Ian Neville and Charcoal Burger

00:00 December 21, 2013
By: Emily Hingle

 For ten years, Dumpstaphunk has not only been rocking New Orleans with their brand of funk fuse, but they’ve attracted much national and international attention, recently completing a short tour with Lionel Ritchie. The band’s original youngest member, guitarist Ian Neville, discusses his musical career, “I got into music from just always being around the gigs, even sleeping in the dressing room at Tip’s. In 6th grade, me and some friends had a band. One of those guys, Ted Joyner, he’s in The Generationals. I started sitting in with the Funky Meters with my dad when I was 13, and I played in the Neville Brothers after high school, then Dumpstaphunk started shortly after that.”

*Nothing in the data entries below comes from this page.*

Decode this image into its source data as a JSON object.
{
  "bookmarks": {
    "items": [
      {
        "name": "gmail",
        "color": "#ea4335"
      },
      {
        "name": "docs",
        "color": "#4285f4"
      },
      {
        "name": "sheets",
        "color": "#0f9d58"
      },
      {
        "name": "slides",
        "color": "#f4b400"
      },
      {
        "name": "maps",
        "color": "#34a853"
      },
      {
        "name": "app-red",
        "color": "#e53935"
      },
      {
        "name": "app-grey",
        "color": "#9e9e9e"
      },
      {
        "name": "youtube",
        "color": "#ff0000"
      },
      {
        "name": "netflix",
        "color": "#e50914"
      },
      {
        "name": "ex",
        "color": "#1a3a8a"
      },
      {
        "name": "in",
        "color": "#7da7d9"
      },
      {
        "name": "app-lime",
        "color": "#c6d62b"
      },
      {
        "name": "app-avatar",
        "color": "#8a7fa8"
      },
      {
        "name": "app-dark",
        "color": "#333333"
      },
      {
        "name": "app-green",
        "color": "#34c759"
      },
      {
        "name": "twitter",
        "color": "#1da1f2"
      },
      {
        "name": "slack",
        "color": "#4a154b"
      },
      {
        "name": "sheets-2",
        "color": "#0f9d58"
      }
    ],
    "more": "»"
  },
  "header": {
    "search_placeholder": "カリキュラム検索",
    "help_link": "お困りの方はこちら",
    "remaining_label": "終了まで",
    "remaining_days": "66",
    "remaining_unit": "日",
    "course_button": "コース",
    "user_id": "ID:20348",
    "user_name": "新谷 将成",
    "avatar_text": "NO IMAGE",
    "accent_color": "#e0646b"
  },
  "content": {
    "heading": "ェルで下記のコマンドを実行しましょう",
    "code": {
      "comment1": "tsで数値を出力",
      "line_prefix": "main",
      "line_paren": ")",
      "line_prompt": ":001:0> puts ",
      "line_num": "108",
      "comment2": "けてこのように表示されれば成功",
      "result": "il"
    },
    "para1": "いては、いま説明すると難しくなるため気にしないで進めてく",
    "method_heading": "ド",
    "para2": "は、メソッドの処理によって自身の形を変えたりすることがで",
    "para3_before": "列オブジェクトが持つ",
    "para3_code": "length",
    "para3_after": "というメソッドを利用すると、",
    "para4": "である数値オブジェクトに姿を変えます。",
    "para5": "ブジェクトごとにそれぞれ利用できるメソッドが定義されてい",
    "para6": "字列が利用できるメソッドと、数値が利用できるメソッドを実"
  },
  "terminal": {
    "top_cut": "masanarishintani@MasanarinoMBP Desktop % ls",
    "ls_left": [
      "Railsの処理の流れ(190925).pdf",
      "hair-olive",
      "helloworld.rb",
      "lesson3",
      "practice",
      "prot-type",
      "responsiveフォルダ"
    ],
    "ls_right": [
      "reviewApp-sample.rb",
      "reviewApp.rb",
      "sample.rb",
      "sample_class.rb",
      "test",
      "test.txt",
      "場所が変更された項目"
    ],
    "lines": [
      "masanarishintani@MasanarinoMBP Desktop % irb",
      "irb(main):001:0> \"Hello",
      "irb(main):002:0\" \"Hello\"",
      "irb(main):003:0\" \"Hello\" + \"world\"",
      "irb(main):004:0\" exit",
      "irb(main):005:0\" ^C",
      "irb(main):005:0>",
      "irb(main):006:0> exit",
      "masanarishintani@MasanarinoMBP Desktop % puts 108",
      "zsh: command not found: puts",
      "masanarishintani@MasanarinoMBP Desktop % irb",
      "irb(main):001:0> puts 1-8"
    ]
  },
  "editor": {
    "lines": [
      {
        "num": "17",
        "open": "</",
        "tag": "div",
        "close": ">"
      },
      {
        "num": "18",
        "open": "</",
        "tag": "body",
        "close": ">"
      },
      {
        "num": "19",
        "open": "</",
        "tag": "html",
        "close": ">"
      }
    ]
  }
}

The most recent and critically-acclaimed Dumpstaphunk album, Dirty Word, still catches him by surprise. “If you haven’t picked up the new Dumpsta record, go check it out. I mean that coming from a place of liking good music. I went back to listen to one of the songs to reference something and ended up listening to the whole record because I knew what song was next and thought, ‘Damn, I want to hear that.’ I feel like it’s a good solid record; New Orleans vibe and outside influences all coming together,” says Neville proudly.
Ian Neville is just as proud of his city and wants to see it grow with new businesses and lots of entertainment. For example, Neville is a supporter of the hotly debated Habana Outpost restaurant slated to be on the corner of Esplanade Avenue and Rampart Street. “You can have a dilapidated gas station or you can go get some of the best Grilled Corn you’ve ever ate in your life. That seems like a no-brainer to me. I go to the one in New York every time if I can. He does lots of neighborhood stuff; he’s not picky about helping his surrounding community,” claims Neville.
Ian Neville says that he loves good New Orleans food as well as international foods, and that his own kitchen is the best place to have it. However, one new restaurant is drawing him in with their specialty foods. “When I go out, lately, I’ve been hitting up Charcoal Burger. They have pretty killer burgers in there.”
The feeling is mutual: Charcoal loves the Nevilles and Dumpstaphunk! Charcoal Gourmet Burger Bar’s “killer” burgers are not limited to beef patties. The owners and creators of Charcoal, located in the stately new building at 2200 Magazine Street, Craig Walker Jr. and Blaine Prestenbach, are born sportsmen who like a variety of meat and toppings, and invite customers to build their burger to their satisfaction. “Blaine and I both hunt and fish. I think it shocked us in the beginning to know how much desire there is for wild game, and the combinations that we’ve created here,” says Walker.
Both restaurateurs share a similar story: born in Houma, moved to Lafayette with their mothers, attended the University of New Orleans, and moved to Baton Rouge for further education. And they both felt that they had to come back to New Orleans to help rebuild the city after Katrina, and to realize their vision for a gourmet burger restaurant. “We started on this concept seven years ago now. In the midst of doing that, we opened Somethin’ Else Café and a seafood market. We love New Orleans. It’s a delight to live out your dream in a city that you love,” states Prestenbach.
Like Ian Neville, Walker and Prestenbach are adamant about the growth of their city. “We had been warned about building here. But that’s what it was all about: the rebuild. It wasn’t about choosing where it would fit best. It’s about where you think you can drive some kind of economic turn. We’re becoming a neighborhood of restaurants. It’s about driving economics. Who wants to stand alone?” questions Prestenbach. Walker answers, “It’s a win-win having multiple concepts.”
Having just opened in February 2013, Charcoal Burger is winning over the locals with their variety of meats, toppings, cheeses, sauces, and even buns that are all made in house, from scratch, and cooked to order. The meat options range from House Beef to Antelope and Elk. There are also seafood burgers including Salmon, and a veggie patty made of Red Beans and Rice. “We have a lot of regulars come for the exotic meats because where else can you get a Venison Burger. Some people offer a Kobe Beef patty, but that’s frozen. We spend a lot of time in the actual technique of pressing the burger, allowing us to have a unique product,” says Walker. The way that Charcoal Gourmet Burger Bar is going, they are sure to be grilling all kinds of burgers for years to come.